6.2 Summary of Findings
- Internal Reactions vs. Outward Habits: Internal states are the most powerful predictors of personality.
Stage Fear (OR: 17.98) and feeling socially drained (OR: 14.19) are the primary signatures of an introvert.
Statistical Significance of Habits: Standard behavioral metrics like Time Spent Alone, Going Outside, and Social Event Attendance were found to be non-significant predictors in the final logistic model (p > 0.05).

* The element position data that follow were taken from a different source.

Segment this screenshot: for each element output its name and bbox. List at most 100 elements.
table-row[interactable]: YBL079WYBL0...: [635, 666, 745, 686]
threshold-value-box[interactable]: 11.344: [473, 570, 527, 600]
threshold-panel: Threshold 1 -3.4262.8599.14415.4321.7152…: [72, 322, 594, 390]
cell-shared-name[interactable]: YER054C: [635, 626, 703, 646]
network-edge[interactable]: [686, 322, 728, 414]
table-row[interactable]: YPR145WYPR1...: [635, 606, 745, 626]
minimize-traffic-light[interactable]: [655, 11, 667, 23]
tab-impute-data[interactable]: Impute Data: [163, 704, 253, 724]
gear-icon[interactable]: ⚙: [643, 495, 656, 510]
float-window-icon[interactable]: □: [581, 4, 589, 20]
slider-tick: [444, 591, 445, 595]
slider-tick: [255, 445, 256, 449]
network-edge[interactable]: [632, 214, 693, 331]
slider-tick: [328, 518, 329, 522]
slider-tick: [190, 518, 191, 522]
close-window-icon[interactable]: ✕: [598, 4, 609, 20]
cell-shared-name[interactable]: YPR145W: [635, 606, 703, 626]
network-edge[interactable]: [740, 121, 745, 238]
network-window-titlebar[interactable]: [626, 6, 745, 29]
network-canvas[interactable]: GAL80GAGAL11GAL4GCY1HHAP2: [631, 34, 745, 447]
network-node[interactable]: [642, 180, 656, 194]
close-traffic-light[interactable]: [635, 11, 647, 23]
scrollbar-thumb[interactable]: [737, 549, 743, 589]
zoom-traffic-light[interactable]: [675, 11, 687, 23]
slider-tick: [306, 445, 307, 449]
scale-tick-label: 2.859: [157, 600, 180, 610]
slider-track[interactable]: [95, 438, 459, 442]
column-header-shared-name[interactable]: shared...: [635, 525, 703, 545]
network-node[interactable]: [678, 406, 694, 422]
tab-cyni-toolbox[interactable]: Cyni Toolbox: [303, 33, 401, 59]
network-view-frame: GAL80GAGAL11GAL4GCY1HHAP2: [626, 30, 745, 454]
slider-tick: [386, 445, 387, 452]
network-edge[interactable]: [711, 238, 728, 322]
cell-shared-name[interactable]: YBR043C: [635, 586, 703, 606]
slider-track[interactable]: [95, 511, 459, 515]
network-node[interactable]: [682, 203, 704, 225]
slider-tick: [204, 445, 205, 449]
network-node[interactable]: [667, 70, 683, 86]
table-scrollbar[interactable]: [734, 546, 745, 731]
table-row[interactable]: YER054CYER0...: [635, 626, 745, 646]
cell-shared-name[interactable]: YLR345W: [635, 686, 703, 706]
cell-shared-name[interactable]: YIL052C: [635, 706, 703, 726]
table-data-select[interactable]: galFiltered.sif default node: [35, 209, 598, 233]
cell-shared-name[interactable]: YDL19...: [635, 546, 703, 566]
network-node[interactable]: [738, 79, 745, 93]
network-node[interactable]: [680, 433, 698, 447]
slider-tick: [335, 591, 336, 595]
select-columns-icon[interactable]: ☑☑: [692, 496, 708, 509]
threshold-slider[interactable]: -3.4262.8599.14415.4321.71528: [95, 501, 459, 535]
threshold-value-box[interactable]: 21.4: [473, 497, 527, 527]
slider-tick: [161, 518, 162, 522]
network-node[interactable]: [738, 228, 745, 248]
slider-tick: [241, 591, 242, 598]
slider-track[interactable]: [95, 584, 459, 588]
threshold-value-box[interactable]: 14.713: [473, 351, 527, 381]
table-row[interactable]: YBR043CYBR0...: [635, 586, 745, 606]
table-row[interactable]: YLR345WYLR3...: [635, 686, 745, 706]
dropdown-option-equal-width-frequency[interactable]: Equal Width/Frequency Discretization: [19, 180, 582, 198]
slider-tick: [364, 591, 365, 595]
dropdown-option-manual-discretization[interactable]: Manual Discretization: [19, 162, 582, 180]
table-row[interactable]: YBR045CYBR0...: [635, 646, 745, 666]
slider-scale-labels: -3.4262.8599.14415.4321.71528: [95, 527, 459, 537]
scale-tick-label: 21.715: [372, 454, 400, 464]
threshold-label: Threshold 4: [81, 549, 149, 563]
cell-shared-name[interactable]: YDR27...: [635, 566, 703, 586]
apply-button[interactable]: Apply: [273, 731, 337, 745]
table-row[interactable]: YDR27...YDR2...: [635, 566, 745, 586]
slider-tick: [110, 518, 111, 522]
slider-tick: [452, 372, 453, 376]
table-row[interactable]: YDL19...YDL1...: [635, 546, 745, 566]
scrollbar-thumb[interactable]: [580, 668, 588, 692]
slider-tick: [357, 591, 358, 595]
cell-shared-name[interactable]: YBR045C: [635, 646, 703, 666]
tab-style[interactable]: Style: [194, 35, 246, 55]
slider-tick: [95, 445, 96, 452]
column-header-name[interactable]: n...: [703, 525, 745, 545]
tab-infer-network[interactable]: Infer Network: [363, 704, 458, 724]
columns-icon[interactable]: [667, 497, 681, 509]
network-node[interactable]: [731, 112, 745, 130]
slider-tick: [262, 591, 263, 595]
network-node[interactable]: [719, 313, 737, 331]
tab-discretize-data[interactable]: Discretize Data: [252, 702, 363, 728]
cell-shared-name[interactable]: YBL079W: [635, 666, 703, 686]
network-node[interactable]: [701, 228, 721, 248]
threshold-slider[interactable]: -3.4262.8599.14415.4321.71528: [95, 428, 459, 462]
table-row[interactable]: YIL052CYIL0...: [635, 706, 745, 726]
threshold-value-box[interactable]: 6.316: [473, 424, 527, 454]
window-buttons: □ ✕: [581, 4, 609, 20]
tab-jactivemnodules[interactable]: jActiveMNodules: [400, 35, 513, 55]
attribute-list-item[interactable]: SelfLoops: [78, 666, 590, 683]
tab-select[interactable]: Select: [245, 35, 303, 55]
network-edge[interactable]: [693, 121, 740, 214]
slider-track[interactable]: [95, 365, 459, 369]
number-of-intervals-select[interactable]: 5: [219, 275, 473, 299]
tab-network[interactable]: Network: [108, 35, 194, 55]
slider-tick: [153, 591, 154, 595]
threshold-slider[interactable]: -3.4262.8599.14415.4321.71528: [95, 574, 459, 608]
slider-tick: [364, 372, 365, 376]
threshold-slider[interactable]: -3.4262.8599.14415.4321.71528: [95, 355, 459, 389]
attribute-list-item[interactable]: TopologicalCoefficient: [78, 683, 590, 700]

Complexity of Social Decay: The relationship between solitude and social engagement is non-linear (EDF: 8.7), suggesting social energy does not decline at a steady rate but hits specific “crash points”.
Quantile Insights: Behavior is most predictable at the extremes of the social spectrum. The social habits of median individuals are significantly more varied and less dictated by time spent alone.